November 10th, 2021
Parashat Vayaytze begins with Jacob’s dream of the ladder to Heaven. As the Angels rise and descend between this world and Heaven, God stands next to Jacob and blesses him. Upon waking up, Jacob exclaims “How awesome is this place! This is none other than the abode of God, and that is the gateway to heaven.”1
While Jacob’s remark is certainly in response to his interaction with Divinity, we certainly can relate to his sentiment. All of us, at some point in our lives, have experienced the phenomenon of radical amazement, coined by the great Rabbi Abraham Joshua Heschel. This can be experienced in a few central ways – interpersonally, from the birth of a loved one or having an amazing connection with a stranger; sensorily, from eating an incredible meal or seeing something astounding; finally, from recognizing the small, daily miracles, like appreciating waking up to a new day. For some of the greatest moments of awe in our lives, many of us can think of times that we were astounded by something in nature. Whether it was the glorious heavens while looking up at the night’s sky, seeing the ocean for the first time, or watching a nature documentary, you certainly cannot forget those moments. For me, I immediately think of the glorious Court of the Patriarchs in Zion National Park in Utah – three massive mountains that resemble glorious standing figures, named for Abraham, Isaac, and Jacob.
Regardless of the cause of that moment of radical amazement, we can certainly understand Jacob’s reaction! In those moments of awe, we are lifted spiritually up that ladder, overwhelmed by the experience and it can take an extended period of processing to recognize the significance of the moment. This is the same way that Jacob recognizes the implication of the interaction with God only after awakening the next morning, which then causes him to state the above proclamation.
Though traditional Judaism, particularly the Chassidic movement, is legendary for its moments of exaltation, in truth, the disciplined rigor of Jewish observance keeps practitioners in a routine state of awareness, with smaller, occasional moments of awe. Having attended a university minutes away from the beach, I can attest that even the most amazing views can be taken for granted when experienced too often! Jewish prayer, in its wisdom, recognizes this reality of human nature – it is easy for us to take the incredible blessings around us for granted! To Rabbinic Judaism and its thrice-daily prayer routine, spiritual uplift is not a black or white affair – there is a world of gray that keeps observant practitioners within its ebbs and flows, instead of the binary of mundanity and exaltation.

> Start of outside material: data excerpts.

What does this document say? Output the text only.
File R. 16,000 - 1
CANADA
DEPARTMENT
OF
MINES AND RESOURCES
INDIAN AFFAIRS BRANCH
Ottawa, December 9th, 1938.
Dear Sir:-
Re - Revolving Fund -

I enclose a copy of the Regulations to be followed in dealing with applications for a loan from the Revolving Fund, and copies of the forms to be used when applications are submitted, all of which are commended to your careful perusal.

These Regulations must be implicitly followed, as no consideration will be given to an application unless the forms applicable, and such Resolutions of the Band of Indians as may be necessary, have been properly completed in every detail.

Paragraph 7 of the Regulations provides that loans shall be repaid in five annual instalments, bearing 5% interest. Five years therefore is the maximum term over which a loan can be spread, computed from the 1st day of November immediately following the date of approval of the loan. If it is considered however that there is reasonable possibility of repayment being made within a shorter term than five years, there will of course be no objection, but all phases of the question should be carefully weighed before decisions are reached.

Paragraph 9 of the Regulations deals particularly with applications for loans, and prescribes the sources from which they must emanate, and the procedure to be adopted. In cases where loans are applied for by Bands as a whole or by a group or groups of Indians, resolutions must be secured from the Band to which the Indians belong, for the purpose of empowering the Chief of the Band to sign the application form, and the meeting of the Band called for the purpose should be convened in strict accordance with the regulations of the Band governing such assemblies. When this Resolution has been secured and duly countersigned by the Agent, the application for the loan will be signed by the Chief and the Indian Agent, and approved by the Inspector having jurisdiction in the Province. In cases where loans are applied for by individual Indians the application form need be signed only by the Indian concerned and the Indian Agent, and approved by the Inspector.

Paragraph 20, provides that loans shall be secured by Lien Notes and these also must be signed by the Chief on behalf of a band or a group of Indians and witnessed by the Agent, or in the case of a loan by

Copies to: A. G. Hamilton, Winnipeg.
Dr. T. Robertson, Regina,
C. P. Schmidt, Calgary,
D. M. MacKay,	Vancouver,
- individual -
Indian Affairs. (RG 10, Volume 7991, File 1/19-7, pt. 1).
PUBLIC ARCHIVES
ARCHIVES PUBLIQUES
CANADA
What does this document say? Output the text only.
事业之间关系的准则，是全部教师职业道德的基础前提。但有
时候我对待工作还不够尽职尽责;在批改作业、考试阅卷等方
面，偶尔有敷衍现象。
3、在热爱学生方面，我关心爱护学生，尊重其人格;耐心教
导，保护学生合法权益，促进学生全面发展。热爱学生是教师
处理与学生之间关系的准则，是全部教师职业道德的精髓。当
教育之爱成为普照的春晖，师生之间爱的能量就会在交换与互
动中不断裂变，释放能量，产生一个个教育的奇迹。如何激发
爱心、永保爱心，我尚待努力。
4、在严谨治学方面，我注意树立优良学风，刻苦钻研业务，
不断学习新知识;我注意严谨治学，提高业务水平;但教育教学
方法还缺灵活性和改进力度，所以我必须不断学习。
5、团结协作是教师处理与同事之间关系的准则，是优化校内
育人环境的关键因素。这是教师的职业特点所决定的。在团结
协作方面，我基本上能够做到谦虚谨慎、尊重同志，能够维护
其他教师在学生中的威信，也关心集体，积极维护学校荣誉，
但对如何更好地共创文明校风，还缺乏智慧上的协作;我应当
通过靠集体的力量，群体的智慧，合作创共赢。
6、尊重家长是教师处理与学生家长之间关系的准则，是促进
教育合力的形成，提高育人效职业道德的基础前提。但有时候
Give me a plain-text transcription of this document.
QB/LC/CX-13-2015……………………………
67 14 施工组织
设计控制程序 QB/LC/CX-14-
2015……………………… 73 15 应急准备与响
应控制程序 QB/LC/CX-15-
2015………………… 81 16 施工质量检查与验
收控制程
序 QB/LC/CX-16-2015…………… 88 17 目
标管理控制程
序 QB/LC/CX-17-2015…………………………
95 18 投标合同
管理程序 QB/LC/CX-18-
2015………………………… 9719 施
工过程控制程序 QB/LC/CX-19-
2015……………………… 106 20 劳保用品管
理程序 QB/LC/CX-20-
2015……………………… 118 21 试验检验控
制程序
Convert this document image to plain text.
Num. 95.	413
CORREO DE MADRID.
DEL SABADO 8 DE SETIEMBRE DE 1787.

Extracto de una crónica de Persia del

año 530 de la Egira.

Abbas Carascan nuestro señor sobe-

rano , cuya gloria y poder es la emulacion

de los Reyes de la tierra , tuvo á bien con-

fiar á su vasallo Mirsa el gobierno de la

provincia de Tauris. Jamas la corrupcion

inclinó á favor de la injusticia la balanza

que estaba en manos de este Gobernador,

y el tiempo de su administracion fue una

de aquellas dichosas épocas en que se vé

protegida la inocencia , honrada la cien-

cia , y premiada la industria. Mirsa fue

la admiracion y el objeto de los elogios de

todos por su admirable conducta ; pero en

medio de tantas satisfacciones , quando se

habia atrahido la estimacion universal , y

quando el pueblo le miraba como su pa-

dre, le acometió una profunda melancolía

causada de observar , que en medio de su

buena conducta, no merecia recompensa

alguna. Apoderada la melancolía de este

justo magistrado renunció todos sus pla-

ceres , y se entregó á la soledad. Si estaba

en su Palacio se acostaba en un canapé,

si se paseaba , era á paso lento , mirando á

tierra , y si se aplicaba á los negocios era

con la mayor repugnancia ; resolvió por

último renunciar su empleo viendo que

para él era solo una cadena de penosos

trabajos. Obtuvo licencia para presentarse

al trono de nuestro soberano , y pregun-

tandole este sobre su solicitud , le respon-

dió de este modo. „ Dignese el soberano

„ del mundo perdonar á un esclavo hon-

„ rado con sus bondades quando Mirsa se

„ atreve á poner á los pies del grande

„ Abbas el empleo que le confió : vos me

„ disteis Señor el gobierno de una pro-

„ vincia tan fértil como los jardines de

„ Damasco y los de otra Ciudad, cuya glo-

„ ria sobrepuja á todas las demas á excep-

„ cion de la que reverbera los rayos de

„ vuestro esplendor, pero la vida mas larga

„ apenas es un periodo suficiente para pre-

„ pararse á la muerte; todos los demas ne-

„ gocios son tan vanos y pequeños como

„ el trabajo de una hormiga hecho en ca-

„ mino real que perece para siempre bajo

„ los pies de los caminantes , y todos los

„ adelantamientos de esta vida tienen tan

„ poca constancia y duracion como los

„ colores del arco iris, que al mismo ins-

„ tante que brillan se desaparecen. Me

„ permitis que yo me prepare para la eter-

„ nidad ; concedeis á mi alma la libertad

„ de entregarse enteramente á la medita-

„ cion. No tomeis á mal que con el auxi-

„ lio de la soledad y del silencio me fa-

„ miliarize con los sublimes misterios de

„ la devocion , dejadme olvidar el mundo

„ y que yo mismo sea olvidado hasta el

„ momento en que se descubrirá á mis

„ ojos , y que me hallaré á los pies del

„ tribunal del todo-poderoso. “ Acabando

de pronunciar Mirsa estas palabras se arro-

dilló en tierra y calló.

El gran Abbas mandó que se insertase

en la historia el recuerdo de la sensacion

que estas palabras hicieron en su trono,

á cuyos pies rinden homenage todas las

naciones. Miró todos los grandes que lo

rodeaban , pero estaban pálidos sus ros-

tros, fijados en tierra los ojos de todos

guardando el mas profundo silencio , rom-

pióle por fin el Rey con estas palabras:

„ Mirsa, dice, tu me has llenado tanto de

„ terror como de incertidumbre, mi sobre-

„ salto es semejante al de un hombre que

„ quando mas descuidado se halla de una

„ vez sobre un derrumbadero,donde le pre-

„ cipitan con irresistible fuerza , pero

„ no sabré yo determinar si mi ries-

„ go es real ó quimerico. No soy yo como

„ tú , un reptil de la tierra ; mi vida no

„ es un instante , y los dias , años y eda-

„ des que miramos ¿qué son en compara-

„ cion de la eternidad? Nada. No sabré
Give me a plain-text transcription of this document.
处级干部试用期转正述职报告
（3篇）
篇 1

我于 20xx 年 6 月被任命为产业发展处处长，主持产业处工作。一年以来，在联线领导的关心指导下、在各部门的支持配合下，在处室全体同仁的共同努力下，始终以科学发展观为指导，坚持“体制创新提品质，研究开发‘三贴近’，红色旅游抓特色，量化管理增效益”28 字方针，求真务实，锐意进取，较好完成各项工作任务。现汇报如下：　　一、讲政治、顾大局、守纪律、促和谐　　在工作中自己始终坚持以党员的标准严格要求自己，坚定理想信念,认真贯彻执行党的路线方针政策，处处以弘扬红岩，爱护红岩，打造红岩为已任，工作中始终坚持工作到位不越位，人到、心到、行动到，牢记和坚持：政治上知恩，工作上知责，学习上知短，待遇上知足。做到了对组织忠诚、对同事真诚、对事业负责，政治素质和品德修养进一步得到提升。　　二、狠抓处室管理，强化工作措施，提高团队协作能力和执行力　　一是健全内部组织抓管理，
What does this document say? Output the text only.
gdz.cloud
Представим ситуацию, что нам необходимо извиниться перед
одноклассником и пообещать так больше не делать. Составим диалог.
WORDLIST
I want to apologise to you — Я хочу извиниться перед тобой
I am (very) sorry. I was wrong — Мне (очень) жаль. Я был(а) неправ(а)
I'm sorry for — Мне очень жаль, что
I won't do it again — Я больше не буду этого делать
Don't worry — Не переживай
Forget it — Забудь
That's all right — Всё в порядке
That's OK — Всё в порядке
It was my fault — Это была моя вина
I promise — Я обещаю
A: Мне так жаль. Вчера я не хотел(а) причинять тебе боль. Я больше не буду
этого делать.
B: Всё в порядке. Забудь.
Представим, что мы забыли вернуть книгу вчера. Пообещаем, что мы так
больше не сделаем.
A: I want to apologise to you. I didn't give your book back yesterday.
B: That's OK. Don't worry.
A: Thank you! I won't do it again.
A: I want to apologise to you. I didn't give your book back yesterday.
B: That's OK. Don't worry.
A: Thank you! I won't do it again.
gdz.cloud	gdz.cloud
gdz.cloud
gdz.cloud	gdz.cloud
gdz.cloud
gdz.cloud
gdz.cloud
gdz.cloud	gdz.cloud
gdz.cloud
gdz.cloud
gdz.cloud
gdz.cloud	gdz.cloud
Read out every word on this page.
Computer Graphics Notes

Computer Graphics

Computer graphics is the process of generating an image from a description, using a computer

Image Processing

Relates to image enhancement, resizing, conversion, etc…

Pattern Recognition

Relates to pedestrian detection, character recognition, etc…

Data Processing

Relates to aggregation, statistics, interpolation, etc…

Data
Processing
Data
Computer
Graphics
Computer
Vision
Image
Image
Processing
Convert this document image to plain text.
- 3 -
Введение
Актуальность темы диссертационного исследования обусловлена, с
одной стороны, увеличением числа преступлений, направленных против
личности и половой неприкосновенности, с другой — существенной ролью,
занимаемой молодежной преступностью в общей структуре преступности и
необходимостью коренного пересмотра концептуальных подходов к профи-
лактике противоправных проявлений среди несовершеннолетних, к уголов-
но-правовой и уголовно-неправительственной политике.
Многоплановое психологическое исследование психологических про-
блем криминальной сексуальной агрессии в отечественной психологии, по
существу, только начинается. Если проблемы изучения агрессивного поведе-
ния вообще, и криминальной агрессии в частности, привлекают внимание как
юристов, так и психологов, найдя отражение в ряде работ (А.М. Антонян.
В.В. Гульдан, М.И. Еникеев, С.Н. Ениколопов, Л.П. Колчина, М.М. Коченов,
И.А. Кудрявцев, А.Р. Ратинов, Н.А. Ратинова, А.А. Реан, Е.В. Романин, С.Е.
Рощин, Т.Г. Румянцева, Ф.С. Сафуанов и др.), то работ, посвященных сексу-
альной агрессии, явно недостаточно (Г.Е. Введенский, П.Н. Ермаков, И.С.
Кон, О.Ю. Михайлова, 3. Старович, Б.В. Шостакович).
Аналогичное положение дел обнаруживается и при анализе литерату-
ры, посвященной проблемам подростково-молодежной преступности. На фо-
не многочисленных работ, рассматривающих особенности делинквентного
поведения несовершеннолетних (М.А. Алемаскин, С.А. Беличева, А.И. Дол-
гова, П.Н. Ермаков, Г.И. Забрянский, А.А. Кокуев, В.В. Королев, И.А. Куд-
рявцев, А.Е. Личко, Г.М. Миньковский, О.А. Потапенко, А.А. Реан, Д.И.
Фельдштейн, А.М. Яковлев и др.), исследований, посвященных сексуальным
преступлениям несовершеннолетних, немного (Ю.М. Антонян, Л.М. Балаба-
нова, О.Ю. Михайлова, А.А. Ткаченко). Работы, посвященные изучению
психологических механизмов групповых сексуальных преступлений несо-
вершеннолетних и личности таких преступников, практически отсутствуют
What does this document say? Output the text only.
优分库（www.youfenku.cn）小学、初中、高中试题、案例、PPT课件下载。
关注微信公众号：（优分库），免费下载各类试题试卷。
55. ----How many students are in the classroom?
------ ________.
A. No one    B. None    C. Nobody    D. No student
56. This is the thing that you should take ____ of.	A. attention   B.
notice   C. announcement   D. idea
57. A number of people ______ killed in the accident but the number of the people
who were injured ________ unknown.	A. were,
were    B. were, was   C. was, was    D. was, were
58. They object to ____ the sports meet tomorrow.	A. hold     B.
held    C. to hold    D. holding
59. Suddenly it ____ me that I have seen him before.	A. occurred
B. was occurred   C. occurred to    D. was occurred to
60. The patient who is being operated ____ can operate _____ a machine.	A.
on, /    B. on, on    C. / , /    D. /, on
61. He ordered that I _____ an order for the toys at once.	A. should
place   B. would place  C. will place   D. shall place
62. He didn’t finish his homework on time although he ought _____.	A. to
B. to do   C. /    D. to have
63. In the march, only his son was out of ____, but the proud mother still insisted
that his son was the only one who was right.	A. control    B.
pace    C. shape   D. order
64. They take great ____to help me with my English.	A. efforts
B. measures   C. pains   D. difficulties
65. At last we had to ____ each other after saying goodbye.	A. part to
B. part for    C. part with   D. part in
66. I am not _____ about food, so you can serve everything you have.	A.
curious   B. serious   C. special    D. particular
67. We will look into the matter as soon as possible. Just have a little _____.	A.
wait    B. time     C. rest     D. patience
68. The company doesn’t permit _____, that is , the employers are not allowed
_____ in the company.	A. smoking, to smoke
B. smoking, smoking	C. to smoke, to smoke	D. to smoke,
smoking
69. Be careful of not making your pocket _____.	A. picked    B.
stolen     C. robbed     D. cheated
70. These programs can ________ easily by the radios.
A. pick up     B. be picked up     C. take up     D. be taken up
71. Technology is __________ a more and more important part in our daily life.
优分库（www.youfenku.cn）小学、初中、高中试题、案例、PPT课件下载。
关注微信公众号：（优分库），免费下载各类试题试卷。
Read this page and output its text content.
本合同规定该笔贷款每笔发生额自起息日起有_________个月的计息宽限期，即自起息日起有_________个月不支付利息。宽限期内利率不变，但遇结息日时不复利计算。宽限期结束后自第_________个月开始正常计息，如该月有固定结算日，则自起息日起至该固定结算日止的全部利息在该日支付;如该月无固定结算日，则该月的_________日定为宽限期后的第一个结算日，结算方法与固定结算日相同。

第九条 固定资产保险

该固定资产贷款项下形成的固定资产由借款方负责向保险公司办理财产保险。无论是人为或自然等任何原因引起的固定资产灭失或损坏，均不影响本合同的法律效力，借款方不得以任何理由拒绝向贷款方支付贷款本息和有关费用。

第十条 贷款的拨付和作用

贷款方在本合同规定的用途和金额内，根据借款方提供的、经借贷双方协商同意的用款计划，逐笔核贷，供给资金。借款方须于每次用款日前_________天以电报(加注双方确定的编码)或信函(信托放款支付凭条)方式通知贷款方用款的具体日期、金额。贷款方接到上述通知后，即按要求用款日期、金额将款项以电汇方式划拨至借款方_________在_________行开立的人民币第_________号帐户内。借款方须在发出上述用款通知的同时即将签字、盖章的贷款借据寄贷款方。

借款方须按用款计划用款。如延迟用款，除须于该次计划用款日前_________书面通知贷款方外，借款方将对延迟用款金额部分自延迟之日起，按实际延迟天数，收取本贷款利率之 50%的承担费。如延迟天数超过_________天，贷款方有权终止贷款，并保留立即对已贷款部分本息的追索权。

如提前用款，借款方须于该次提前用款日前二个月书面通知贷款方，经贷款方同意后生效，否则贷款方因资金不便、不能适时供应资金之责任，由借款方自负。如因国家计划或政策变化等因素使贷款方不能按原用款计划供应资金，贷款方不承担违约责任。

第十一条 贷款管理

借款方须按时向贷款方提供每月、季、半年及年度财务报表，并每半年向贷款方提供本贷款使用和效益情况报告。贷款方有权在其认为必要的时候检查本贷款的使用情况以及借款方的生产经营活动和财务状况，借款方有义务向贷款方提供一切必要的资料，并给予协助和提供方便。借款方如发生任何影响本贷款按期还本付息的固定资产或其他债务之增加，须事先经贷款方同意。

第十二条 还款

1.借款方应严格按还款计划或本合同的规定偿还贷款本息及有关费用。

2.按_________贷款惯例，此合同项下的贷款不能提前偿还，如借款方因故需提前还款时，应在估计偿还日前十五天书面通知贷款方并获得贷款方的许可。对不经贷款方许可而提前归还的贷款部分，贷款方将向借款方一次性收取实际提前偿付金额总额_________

Nevertheless, it is clear that we need to experience an awakening of the collective conscious regarding the majesty of God’s creation! It is clear that we have taken for granted that, in the words of the Psalmist, וְיִמָּלֵא כְבוֹדוֹ אֶת־כֹּל הָאָרֶץ אָמֵן וְאָמֵן׃ “God’s glory fills the whole world, Amen v’Amen!”2 If we are not awake to the Divine origin of all things, we cannot revere, protect, and sustain the blessing of our world and God’s glorious creations. The foolish notion peddled in our society today that holds faith at odds with science is a tired one – in truth, awareness of the glorious biodiversity of our world, the majesty of our natural resources, and fighting to protect them is a spiritual and moral imperative. Anthropocentric theology, such as the Prosperity Gospel that promotes wealth and consumption as Divine blessing, or the Classical Liberal Economics that promotes the false idol of endless economic growth are blasphemous schools of thought that besmirch the holy name of HaShem Yitbarach.
May we raise our voices high in praise of our world and its creator! May we fight for its long-term sustenance, as it has so dutifully sustained us! May we look to the Torah and its wisdom to find our solutions – as it is written, “Out of the ground the Lord God made every tree grow that is pleasant to the sight and good for food…The Lord God commanded the man, saying, “Of every tree of the garden you may surely eat.”3
Animal agriculture has decimated our natural resources, caused the senseless slaughter of billions of livestock ending the short, cruel life of each individual creature. It accounts for more greenhouse gas emissions than all methods of transportation worldwide, combined, while being the leading cause of deforestation around the world – the pivotal carbon absorbers our world so desperately needs. Abandoned fishing gear makes up half of all plastic in the world’s water supply – a supply so large that it will outweigh the world’s fish population by mid-century.
What is our solution? To awaken and remind ourselves of, in the words of Jacob, “how awesome is this place!” Like Jacob, we must not only stand alongside God – we must walk with God in the path of righteousness, compassion, and forgiveness.
Wishing you all a Shabbat of awakening, joyous exaltation, and change of action for the better.